In contrast with the members of the VNC camp, the remote support tools TeamViewer and AnyDesk use proprietary protocols. NoMachine's NX and the free implementation X2Go fall under the category of terminal servers, though they fulfill the purpose of a remote desktop program. Their advantage over VNC lies in their complete encryption of data traffic. In contrast with some VNC applications, their users do not have to manually set up port forwarding if the remote machine is not part of the local network.

Versatile Use

Use of VNC is versatile. Sales reps can connect with company branches over the protocol.

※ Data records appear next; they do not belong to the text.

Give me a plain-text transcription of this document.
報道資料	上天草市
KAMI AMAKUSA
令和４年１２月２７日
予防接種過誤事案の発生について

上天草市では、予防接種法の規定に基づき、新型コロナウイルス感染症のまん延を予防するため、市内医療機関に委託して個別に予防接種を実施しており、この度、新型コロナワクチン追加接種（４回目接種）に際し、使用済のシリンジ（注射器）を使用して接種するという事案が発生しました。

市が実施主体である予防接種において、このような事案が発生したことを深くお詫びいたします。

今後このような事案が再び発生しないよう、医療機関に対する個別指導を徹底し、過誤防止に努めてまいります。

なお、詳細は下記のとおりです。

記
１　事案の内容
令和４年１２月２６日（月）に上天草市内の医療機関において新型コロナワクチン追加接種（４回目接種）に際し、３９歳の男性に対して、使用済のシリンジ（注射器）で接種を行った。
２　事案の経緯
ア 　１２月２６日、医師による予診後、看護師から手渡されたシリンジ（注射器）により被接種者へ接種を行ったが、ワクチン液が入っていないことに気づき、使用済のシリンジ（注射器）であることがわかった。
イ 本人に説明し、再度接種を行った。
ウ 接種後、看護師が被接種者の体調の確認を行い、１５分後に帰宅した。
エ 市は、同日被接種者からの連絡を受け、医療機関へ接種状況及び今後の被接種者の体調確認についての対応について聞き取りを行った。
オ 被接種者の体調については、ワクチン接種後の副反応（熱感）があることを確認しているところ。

Because not all VNC variants encrypt, the admins often secure these sessions with the help of secure shell (SSH) tunnels. Together, they beat the problem of port forwarding at the same time. Companies with a number of field staff can save money thanks to free VNC clients, because tools like TeamViewer or AnyDesk charge fees for commercial use. At the same time, the data exchange remains under their own control.

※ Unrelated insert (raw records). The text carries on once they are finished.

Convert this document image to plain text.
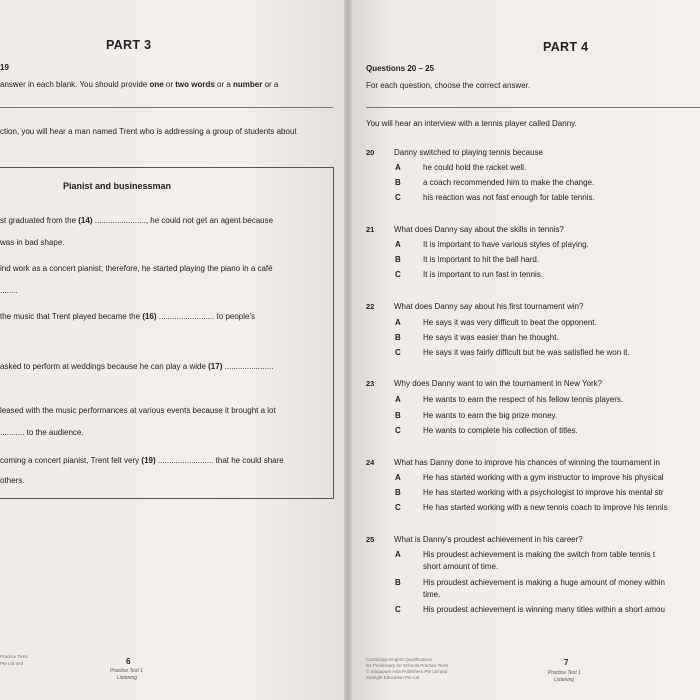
PART 3
19
answer in each blank. You should provide one or two words or a number or a
ction, you will hear a man named Trent who is addressing a group of students about
Pianist and businessman
st graduated from the (14) ......................., he could not get an agent because
was in bad shape.
ind work as a concert pianist; therefore, he started playing the piano in a café
........
the music that Trent played became the (16) ......................... to people's
asked to perform at weddings because he can play a wide (17) ......................
leased with the music performances at various events because it brought a lot
........... to the audience.
coming a concert pianist, Trent felt very (19) ......................... that he could share
others.
Practice Tests
Pte Ltd and	6
Practice Test 1
Listening
PART 4
Questions 20 – 25
For each question, choose the correct answer.
You will hear an interview with a tennis player called Danny.
20 Danny switched to playing tennis because
A	he could hold the racket well.
B	a coach recommended him to make the change.
C	his reaction was not fast enough for table tennis.
21 What does Danny say about the skills in tennis?
A	It is important to have various styles of playing.
B	It is important to hit the ball hard.
C	It is important to run fast in tennis.
22 What does Danny say about his first tournament win?
A	He says it was very difficult to beat the opponent.
B	He says it was easier than he thought.
C	He says it was fairly difficult but he was satisfied he won it.
23 Why does Danny want to win the tournament in New York?
A	He wants to earn the respect of his fellow tennis players.
B	He wants to earn the big prize money.
C	He wants to complete his collection of titles.
24 What has Danny done to improve his chances of winning the tournament in
A	He has started working with a gym instructor to improve his physical
B	He has started working with a psychologist to improve his mental str
C	He has started working with a new tennis coach to improve his tennis
25 What is Danny's proudest achievement in his career?
A	His proudest achievement is making the switch from table tennis t
short amount of time.
B	His proudest achievement is making a huge amount of money within
time.
C	His proudest achievement is winning many titles within a short amou
Cambridge English Qualifications
B1 Preliminary for Schools Practice Tests
© Singapore Asia Publishers Pte Ltd and
Starlight Education Pte Ltd
7
Practice Test 1
Listening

The admin also controls servers that require a graphical interface via VNC. The hypervisor VirtualBox offers VNC to operate a virtual machine without display (headless) [9].

RealVNC

The remote desktop application RealVNC (Figure 1) uses the RFB protocol. It operates across platforms and can be set up on Unix-flavored systems like Linux, OS X, Solaris, HP-UX, and AIX, and also on Windows and the Raspberry Pi. The current Linux distributions offer their own packages for RealVNC. In Debian, these are vnc4server and xvnc4viewer; for RPM-based distributions, they are realvnc-vnc-server and realvnc-vnc-viewer. Meanwhile, apps are also available for the viewer for Android and iOS.

Figure 1: The admin establishes the connection with RealVNC via the command line.

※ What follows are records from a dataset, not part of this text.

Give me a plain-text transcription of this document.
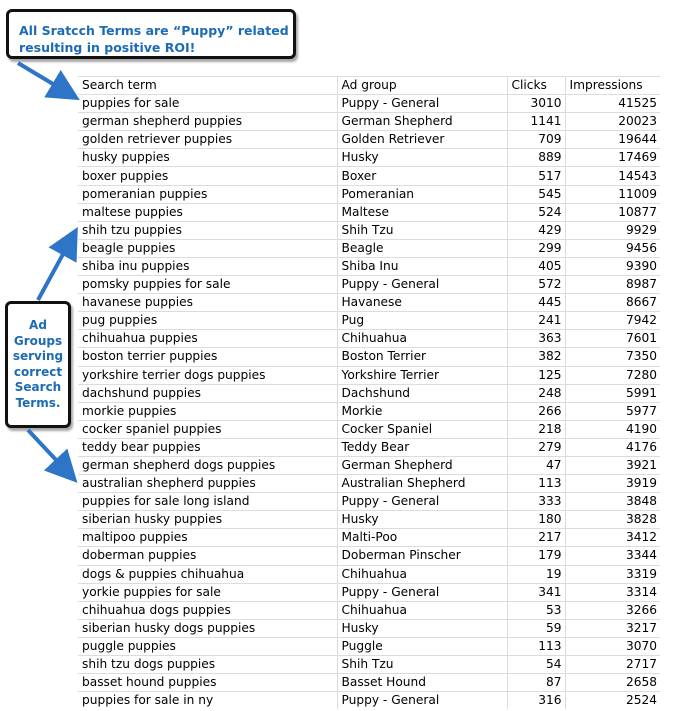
Search term	Ad group	Clicks	Impressions
puppies for sale	Puppy - General	3010	41525
german shepherd puppies	German Shepherd	1141	20023
golden retriever puppies	Golden Retriever	709	19644
husky puppies	Husky	889	17469
boxer puppies	Boxer	517	14543
pomeranian puppies	Pomeranian	545	11009
maltese puppies	Maltese	524	10877
shih tzu puppies	Shih Tzu	429	9929
beagle puppies	Beagle	299	9456
shiba inu puppies	Shiba Inu	405	9390
pomsky puppies for sale	Puppy - General	572	8987
havanese puppies	Havanese	445	8667
pug puppies	Pug	241	7942
chihuahua puppies	Chihuahua	363	7601
boston terrier puppies	Boston Terrier	382	7350
yorkshire terrier dogs puppies	Yorkshire Terrier	125	7280
dachshund puppies	Dachshund	248	5991
morkie puppies	Morkie	266	5977
cocker spaniel puppies	Cocker Spaniel	218	4190
teddy bear puppies	Teddy Bear	279	4176
german shepherd dogs puppies	German Shepherd	47	3921
australian shepherd puppies	Australian Shepherd	113	3919
puppies for sale long island	Puppy - General	333	3848
siberian husky puppies	Husky	180	3828
maltipoo puppies	Malti-Poo	217	3412
doberman puppies	Doberman Pinscher	179	3344
dogs & puppies chihuahua	Chihuahua	19	3319
yorkie puppies for sale	Puppy - General	341	3314
chihuahua dogs puppies	Chihuahua	53	3266
siberian husky dogs puppies	Husky	59	3217
puggle puppies	Puggle	113	3070
shih tzu dogs puppies	Shih Tzu	54	2717
basset hound puppies	Basset Hound	87	2658
puppies for sale in ny	Puppy - General	316	2524
All Sratcch Terms are “Puppy” related resulting in positive ROI!
Ad Groups serving correct Search Terms.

The software is written in Java and licensed under the GPL along with proprietary licenses. The developers offer four editions of RealVNC. The Open Edition costs nothing, although you do have to register and activate the software. Since version 5, there has also been a Free Edition as well as the Open Edition; this demands a free license key.

The Personal Edition and Enterprise Edition are both commercial releases, and they essentially differ in their target group. The Personal Edition is aimed at home users and small businesses (as well as Windows users with Vista or later installed), whereas the Enterprise Edition is for larger firms. Unlike the free Open Edition, both of these encrypt and allow users to exchange files, chat, and print on remote devices.

As the admin, you install VNC (in one of its variants) on the machine you want to control. You then run a VNC viewer on the client, which attempts to access the remote device. Viewer and server then establish a point-to-point connection, which allows secure communication when encrypted.

RealVNC is mainly suited to remotely accessing your own machine, but it is also a remote helpdesk application. The pricing model for the commercial variants depends on the number of desktops you want to monitor, as well as virtual ones. The vendor charges $30 per desktop for the Personal Edition, while the Enterprise Edition comes in at $44.